The mood among major brands is that Everson was one of the main reasons they stuck with Facebook this long even as the social network handled crisis after crisis. “We stayed on the platform … because Carolyn convinced us to stay,” says another marketing exec at a brand, referring to how the brand managed its Facebook strategy during last year’s boycott.
At the same time that Everson was making nice with brands, however, Zuckerberg and Sandberg were emphasizing that the company was not beholden to an upper-echelon of top advertisers. Facebook’s business is only becoming more reliant on building for millions of merchants with a focus on ecommerce and new forms of media like livestreaming and audio.
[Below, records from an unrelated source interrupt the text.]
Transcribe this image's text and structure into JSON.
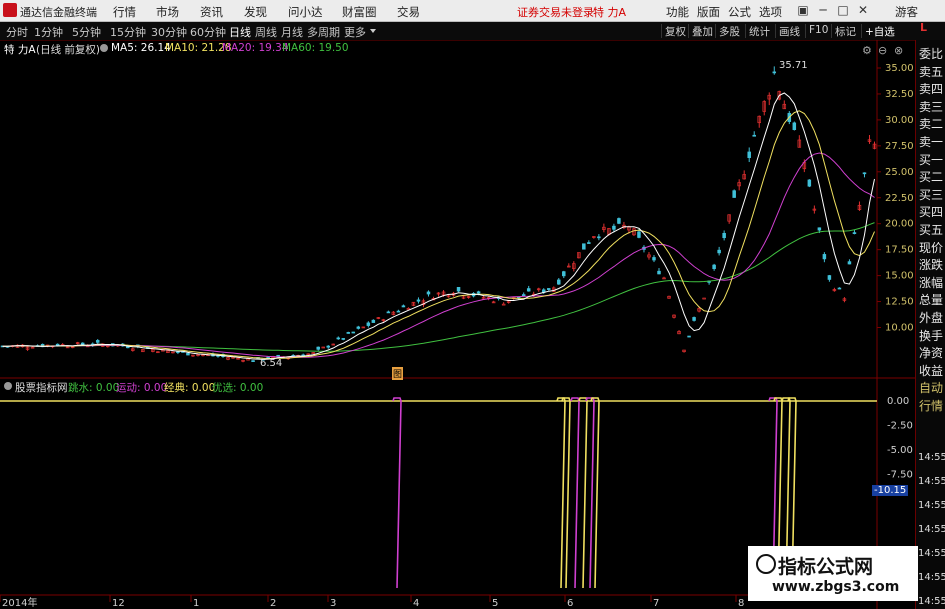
{
  "menubar": {
    "app_title": "通达信金融终端",
    "menus": [
      "行情",
      "市场",
      "资讯",
      "发现",
      "问小达",
      "财富圈",
      "交易"
    ],
    "warning": "证券交易未登录",
    "stock": "特 力A",
    "right_items": [
      "功能",
      "版面",
      "公式",
      "选项"
    ],
    "guest": "游客"
  },
  "periodbar": {
    "periods": [
      "分时",
      "1分钟",
      "5分钟",
      "15分钟",
      "30分钟",
      "60分钟",
      "日线",
      "周线",
      "月线",
      "多周期",
      "更多"
    ],
    "active_period": "日线",
    "toolbar": [
      "复权",
      "叠加",
      "多股",
      "统计",
      "画线",
      "F10",
      "标记",
      "+自选"
    ]
  },
  "main_chart": {
    "title": "特 力A",
    "adjust": "(日线 前复权)",
    "ma_legend": [
      {
        "label": "MA5: 26.14",
        "color": "#ffffff"
      },
      {
        "label": "MA10: 21.28",
        "color": "#f0e060"
      },
      {
        "label": "MA20: 19.34",
        "color": "#d040d0"
      },
      {
        "label": "MA60: 19.50",
        "color": "#40c040"
      }
    ],
    "high_label": "35.71",
    "low_label": "6.54",
    "event_marker": "图",
    "y_ticks": [
      "35.00",
      "32.50",
      "30.00",
      "27.50",
      "25.00",
      "22.50",
      "20.00",
      "17.50",
      "15.00",
      "12.50",
      "10.00"
    ]
  },
  "sub_chart": {
    "name": "股票指标网",
    "legend": [
      {
        "label": "跳水: 0.00",
        "color": "#40c040"
      },
      {
        "label": "运动: 0.00",
        "color": "#d040d0"
      },
      {
        "label": "经典: 0.00",
        "color": "#f0e060"
      },
      {
        "label": "优选: 0.00",
        "color": "#40c040"
      }
    ],
    "y_ticks": [
      "0.00",
      "-2.50",
      "-5.00",
      "-7.50",
      "-10.15"
    ],
    "current_value": "-10.15"
  },
  "right_panel": {
    "top_letter": "L",
    "items": [
      "委比",
      "卖五",
      "卖四",
      "卖三",
      "卖二",
      "卖一",
      "买一",
      "买二",
      "买三",
      "买四",
      "买五",
      "现价",
      "涨跌",
      "涨幅",
      "总量",
      "外盘",
      "换手",
      "净资",
      "收益",
      "自动",
      "行情"
    ],
    "times": [
      "14:55",
      "14:55",
      "14:55",
      "14:55",
      "14:55",
      "14:55",
      "14:55"
    ]
  },
  "x_axis": {
    "labels": [
      "2014年",
      "12",
      "1",
      "2",
      "3",
      "4",
      "5",
      "6",
      "7",
      "8"
    ]
  },
  "watermark": {
    "line1": "指标公式网",
    "line2": "www.zbgs3.com"
  },
  "colors": {
    "up": "#e03030",
    "down": "#40c0d8",
    "ma5": "#ffffff",
    "ma10": "#f0e060",
    "ma20": "#d040d0",
    "ma60": "#40c040",
    "panel_border": "#6a0000"
  }
}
Facebook also has to prepare brands for the next-generation of privacy and data rules that are reshaping how marketers use the internet to target ads.
“Facebook, like Google, has so many clients and marketers where there is no human involved in the process,” says Brian Wieser, global president of business intelligence at GroupM. “What’s really needed for any company like that, Facebook, Google and Amazon, is making sure that they are building the best tools that are the easiest to use with the broadest applicability.”
That also means that marketers at big brands could be right that they could become less of a priority. “When Everson was brought aboard [in 2011] there was much more focus about getting brands aboard,” Wieser says. “Now, the focal point is less the large brands and large agencies than it is about tech services, operations and all those other things.”